# AI Patents Classification

In [None]:
import re
import pandas as pd
from semantic_search.data import build_corpus
from semantic_search.local import LocalKnowledgeBase

## Data
Here, we import and pre-process the data, both for ISCO classification and for patents.

### ISCO 08 (Level 3 and Level 4)

In [None]:
notes_df = pd.read_excel("resources/classification/isco_08.xlsx", dtype={"ISCO 08 Code": str})

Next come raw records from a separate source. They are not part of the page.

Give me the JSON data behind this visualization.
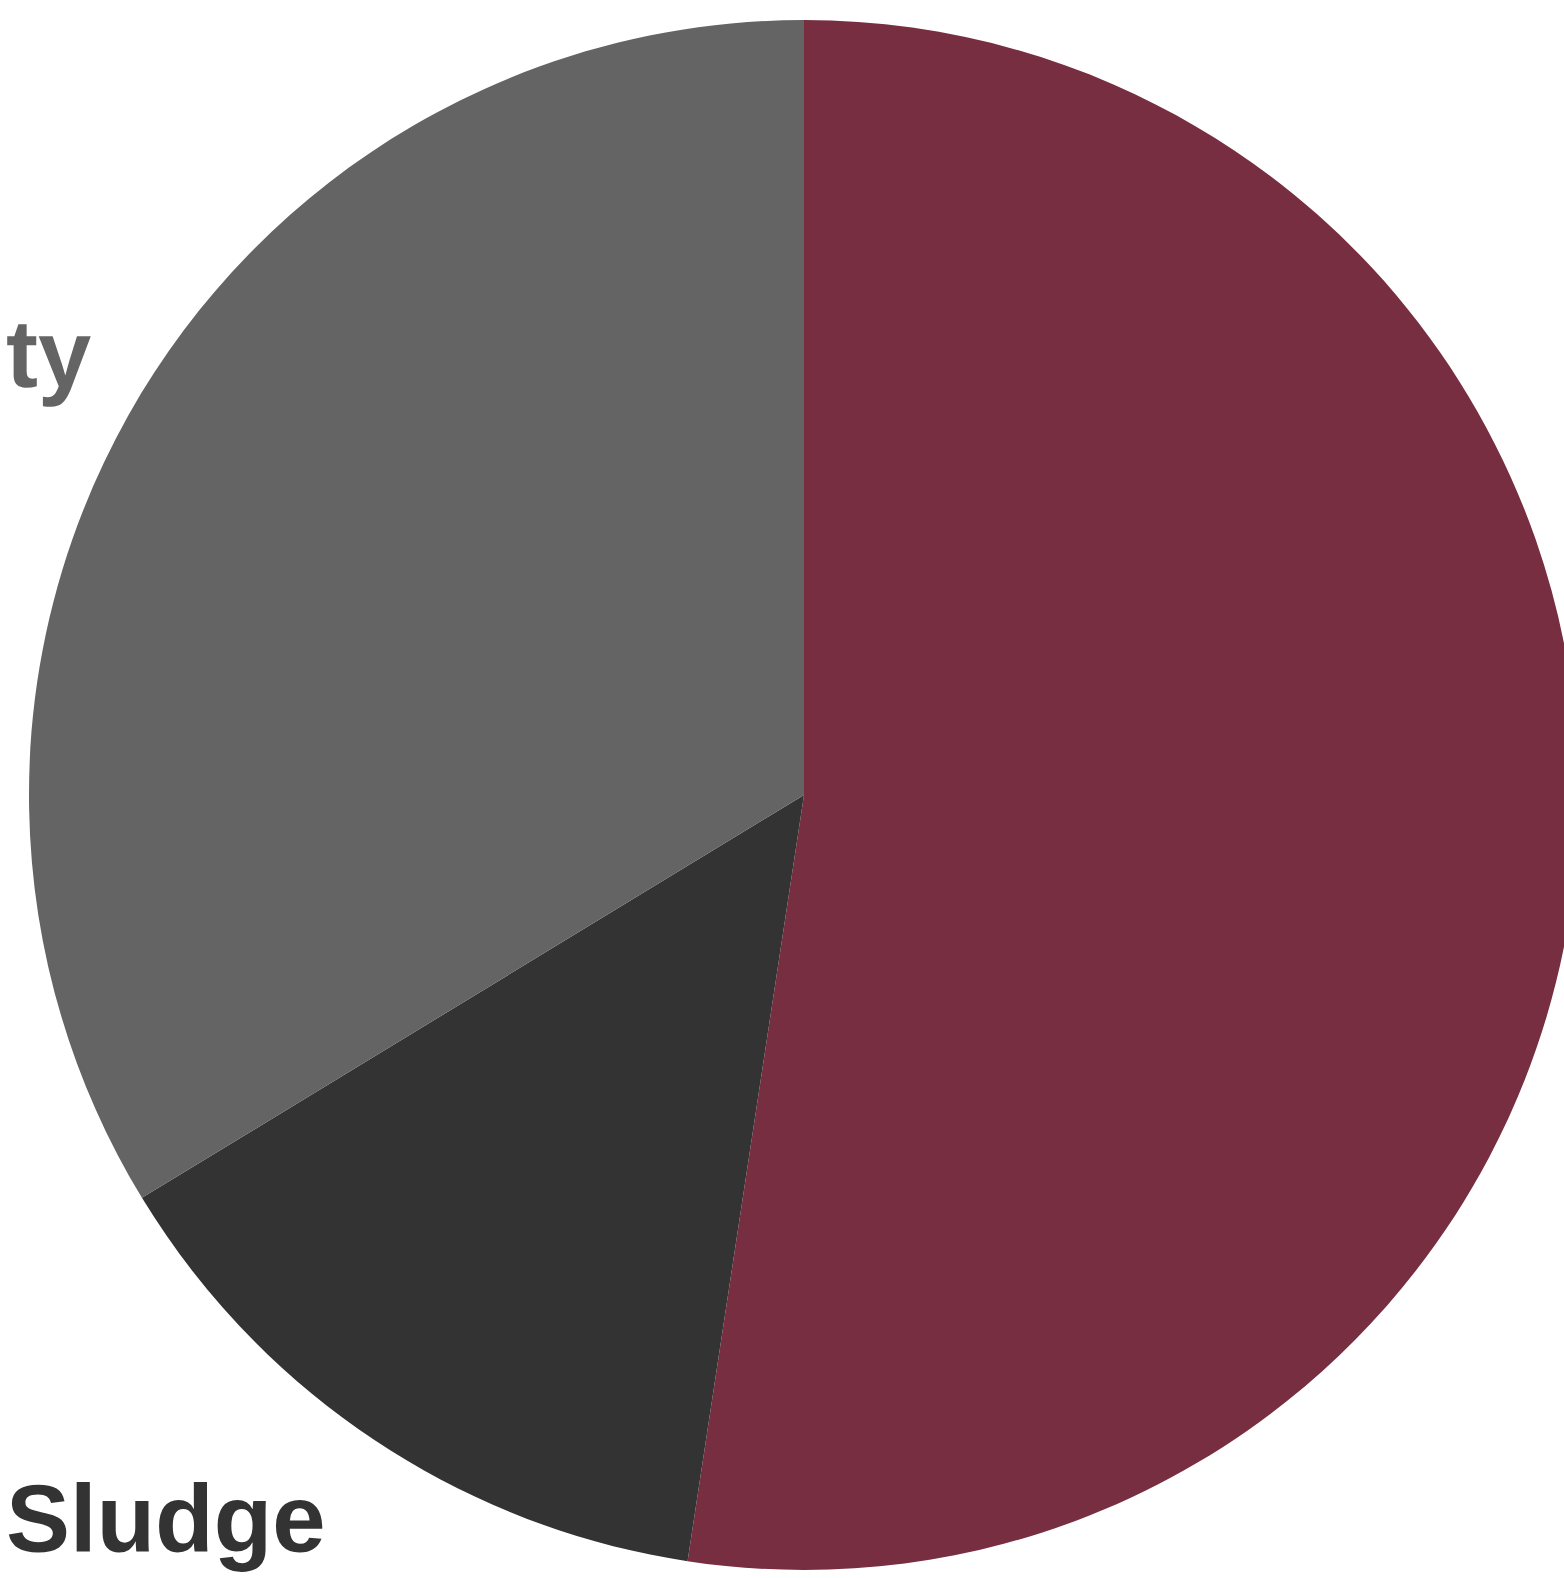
{
  "chart_data": {
    "type": "pie",
    "categories": [
      null,
      "Sludge",
      "ty"
    ],
    "values": [
      52.4,
      13.9,
      33.7
    ],
    "colors": [
      "#772e40",
      "#333333",
      "#646464"
    ]
  }
}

notes_level_3 = notes_df[notes_df["Level"] == 3].copy()
notes_level_4 = notes_df[notes_df["Level"] == 4].copy()

rename_mapping = {
    "Level": "level",
    "ISCO 08 Code": "code",
    "Title EN": "title",
    "Definition": "definition",
    "Tasks include": "included_tasks",
    "Included occupations": "included_occupations",
    "Excluded occupations": "excluded_occupations",
    "Notes": "note"
}

notes_level_3.reset_index(inplace=True, drop=True)
notes_level_3.drop(columns="Level", inplace=True)
notes_level_3.rename(columns=rename_mapping, inplace=True)

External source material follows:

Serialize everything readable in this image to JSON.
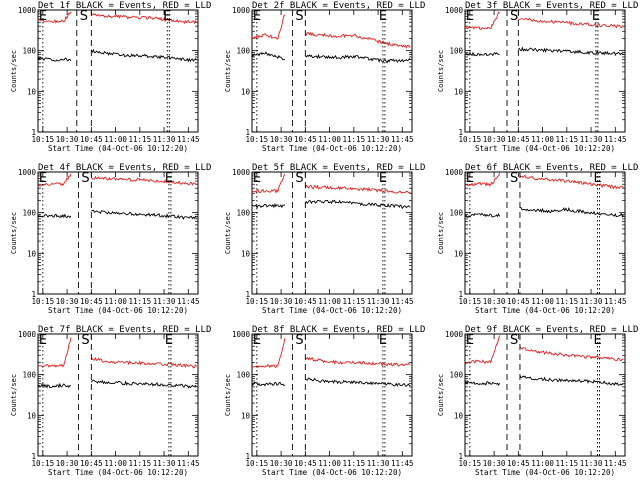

notes_level_4.reset_index(inplace=True, drop=True)
notes_level_4.drop(columns="Level", inplace=True)
notes_level_4.rename(columns=rename_mapping, inplace=True)

---

## Descriptor Template

In [None]:
desc_template = """# {title}

{definition}

* {included_tasks}
* {included_occupations}"""

Define a function to clean the occupation texts.

In [None]:
def clean_occupations(text: str):
    return re.sub(r"\d{4} ", r"\t-", text)

Create a function to get the descriptor.

In [None]:
def get_descriptor(df):
    for i, row in df.iterrows():

        descriptor = desc_template.format(
            title=row["title"],
            definition=row["definition"],
            included_tasks=row["included_tasks"],
            included_occupations=clean_occupations(row["included_occupations"]),
        )
        descriptor = descriptor.replace("\n* nan", "")
        descriptor = descriptor.replace("\nnan\n", "\n")

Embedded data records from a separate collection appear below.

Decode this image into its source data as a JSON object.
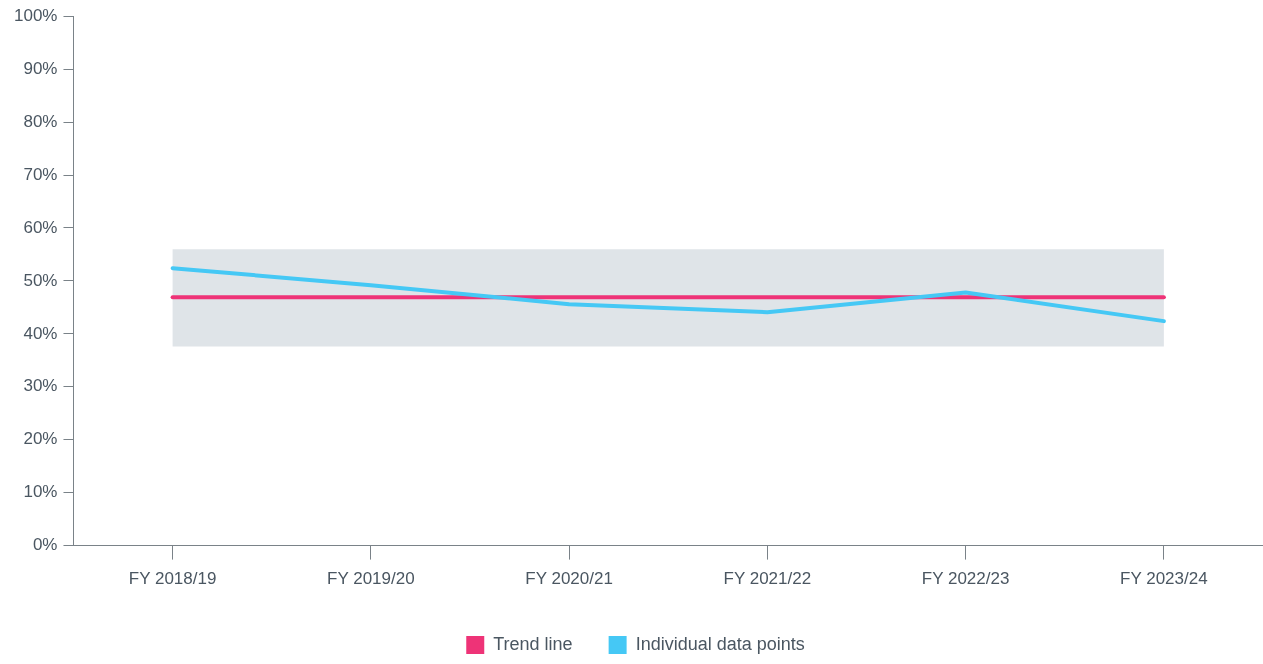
{
  "chart_data": {
    "type": "line",
    "categories": [
      "FY 2018/19",
      "FY 2019/20",
      "FY 2020/21",
      "FY 2021/22",
      "FY 2022/23",
      "FY 2023/24"
    ],
    "series": [
      {
        "name": "Trend line",
        "color": "#ee3377",
        "values": [
          46.9,
          46.9,
          46.9,
          46.9,
          46.9,
          46.9
        ]
      },
      {
        "name": "Individual data points",
        "color": "#45c8f5",
        "values": [
          52.4,
          49.2,
          45.6,
          44.1,
          47.8,
          42.4
        ]
      }
    ],
    "ylim": [
      0,
      100
    ],
    "yticks": [
      {
        "value": 0,
        "label": "0%"
      },
      {
        "value": 10,
        "label": "10%"
      },
      {
        "value": 20,
        "label": "20%"
      },
      {
        "value": 30,
        "label": "30%"
      },
      {
        "value": 40,
        "label": "40%"
      },
      {
        "value": 50,
        "label": "50%"
      },
      {
        "value": 60,
        "label": "60%"
      },
      {
        "value": 70,
        "label": "70%"
      },
      {
        "value": 80,
        "label": "80%"
      },
      {
        "value": 90,
        "label": "90%"
      },
      {
        "value": 100,
        "label": "100%"
      }
    ],
    "bands": [
      {
        "axis": "y",
        "from": 37.6,
        "to": 56,
        "color": "#dfe4e8"
      }
    ],
    "grid": false,
    "legend": "bottom",
    "marker": "none",
    "line_style": "solid"
  }
}
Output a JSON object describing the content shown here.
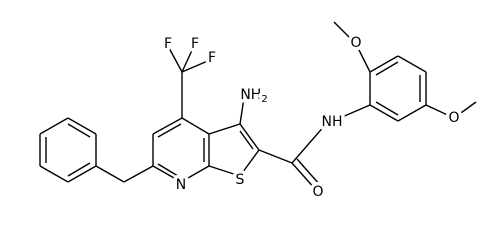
{
  "atoms": [
    {
      "label": "F"
    },
    {
      "label": "F"
    },
    {
      "label": "F"
    },
    {
      "label": "NH",
      "subscript": "2"
    },
    {
      "label": "NH"
    },
    {
      "label": "O"
    },
    {
      "label": "O"
    },
    {
      "label": "O"
    },
    {
      "label": "N"
    },
    {
      "label": "S"
    }
  ]
}
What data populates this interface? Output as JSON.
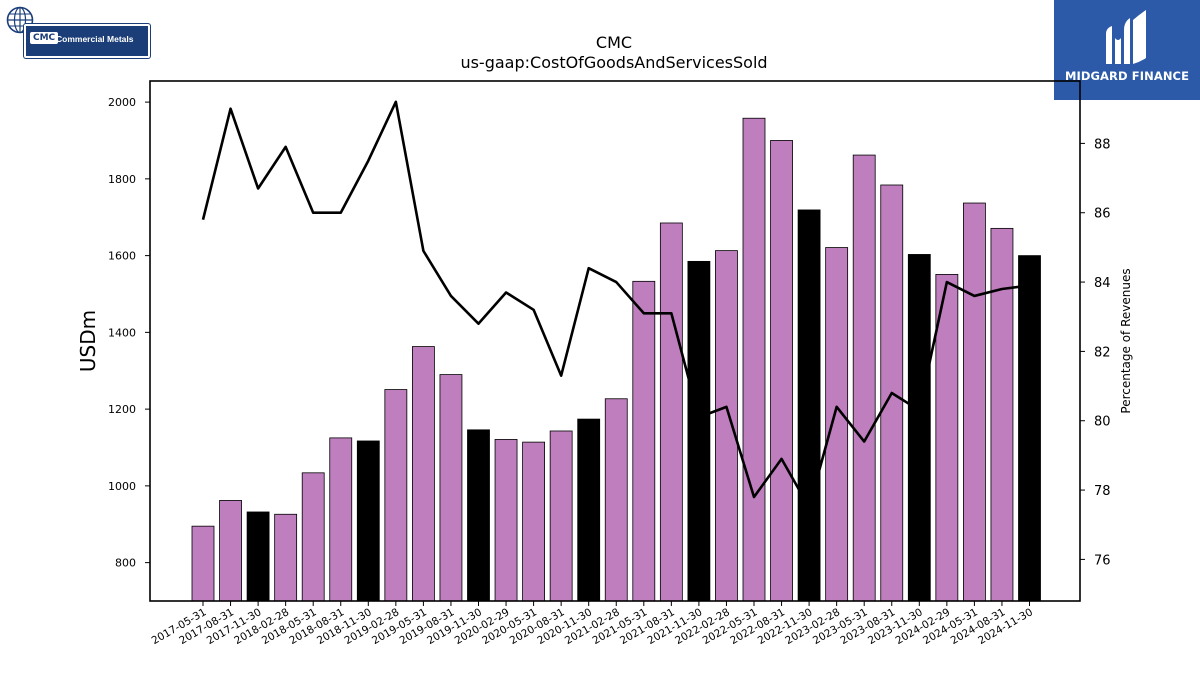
{
  "logos": {
    "left": {
      "abbr": "CMC",
      "name": "Commercial Metals"
    },
    "right": {
      "name": "MIDGARD FINANCE"
    }
  },
  "chart_data": {
    "type": "bar",
    "title": "CMC",
    "subtitle": "us-gaap:CostOfGoodsAndServicesSold",
    "ylabel": "USDm",
    "y2label": "Percentage of Revenues",
    "ylim": [
      700,
      2055
    ],
    "y2lim": [
      74.8,
      89.8
    ],
    "yticks": [
      800,
      1000,
      1200,
      1400,
      1600,
      1800,
      2000
    ],
    "y2ticks": [
      76,
      78,
      80,
      82,
      84,
      86,
      88
    ],
    "categories": [
      "2017-05-31",
      "2017-08-31",
      "2017-11-30",
      "2018-02-28",
      "2018-05-31",
      "2018-08-31",
      "2018-11-30",
      "2019-02-28",
      "2019-05-31",
      "2019-08-31",
      "2019-11-30",
      "2020-02-29",
      "2020-05-31",
      "2020-08-31",
      "2020-11-30",
      "2021-02-28",
      "2021-05-31",
      "2021-08-31",
      "2021-11-30",
      "2022-02-28",
      "2022-05-31",
      "2022-08-31",
      "2022-11-30",
      "2023-02-28",
      "2023-05-31",
      "2023-08-31",
      "2023-11-30",
      "2024-02-29",
      "2024-05-31",
      "2024-08-31",
      "2024-11-30"
    ],
    "series": [
      {
        "kind": "bar",
        "axis": "left",
        "values": [
          895,
          962,
          932,
          926,
          1034,
          1125,
          1117,
          1251,
          1363,
          1290,
          1146,
          1121,
          1114,
          1143,
          1174,
          1227,
          1533,
          1685,
          1585,
          1613,
          1958,
          1900,
          1719,
          1621,
          1862,
          1784,
          1603,
          1551,
          1737,
          1671,
          1600
        ],
        "highlight": [
          false,
          false,
          true,
          false,
          false,
          false,
          true,
          false,
          false,
          false,
          true,
          false,
          false,
          false,
          true,
          false,
          false,
          false,
          true,
          false,
          false,
          false,
          true,
          false,
          false,
          false,
          true,
          false,
          false,
          false,
          true
        ]
      },
      {
        "kind": "line",
        "axis": "right",
        "values": [
          85.8,
          89.0,
          86.7,
          87.9,
          86.0,
          86.0,
          87.5,
          89.2,
          84.9,
          83.6,
          82.8,
          83.7,
          83.2,
          81.3,
          84.4,
          84.0,
          83.1,
          83.1,
          80.1,
          80.4,
          77.8,
          78.9,
          77.5,
          80.4,
          79.4,
          80.8,
          80.3,
          84.0,
          83.6,
          83.8,
          83.9
        ]
      }
    ],
    "colors": {
      "bar": "#bf7fbf",
      "bar_highlight": "#000000",
      "line": "#000000"
    },
    "grid": false
  }
}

        df.at[i, "descriptor"] = descriptor
    return df

Apply the template to the Level 3 and Level 4 datasets.

In [None]:
notes_level_3 = get_descriptor(notes_level_3)
notes_level_4 = get_descriptor(notes_level_4)

---

## Semantic Search

In [None]:
corpus = build_corpus(
    texts = notes_level_4["descriptor"].tolist(),
    ids = notes_level_4.index.tolist(),
    metadata = [{"code": c, "title": t} for c, t in zip(notes_level_4["code"], notes_level_4["title"])]
)

base = LocalKnowledgeBase(
    corpus=corpus,
    model_id="BAAI/bge-m3",
    batch_size=32
)

Test the search.

In [None]:
query = ["Armed forces.", "Clerk", "Cleaning jobs", "Researchers"]

results = base.search(query, top_k=3)

for res in results:
    for res_i in res:
        print(f"{res_i.score:.2f} | {res_i.metadata["title"]}")
    print("---")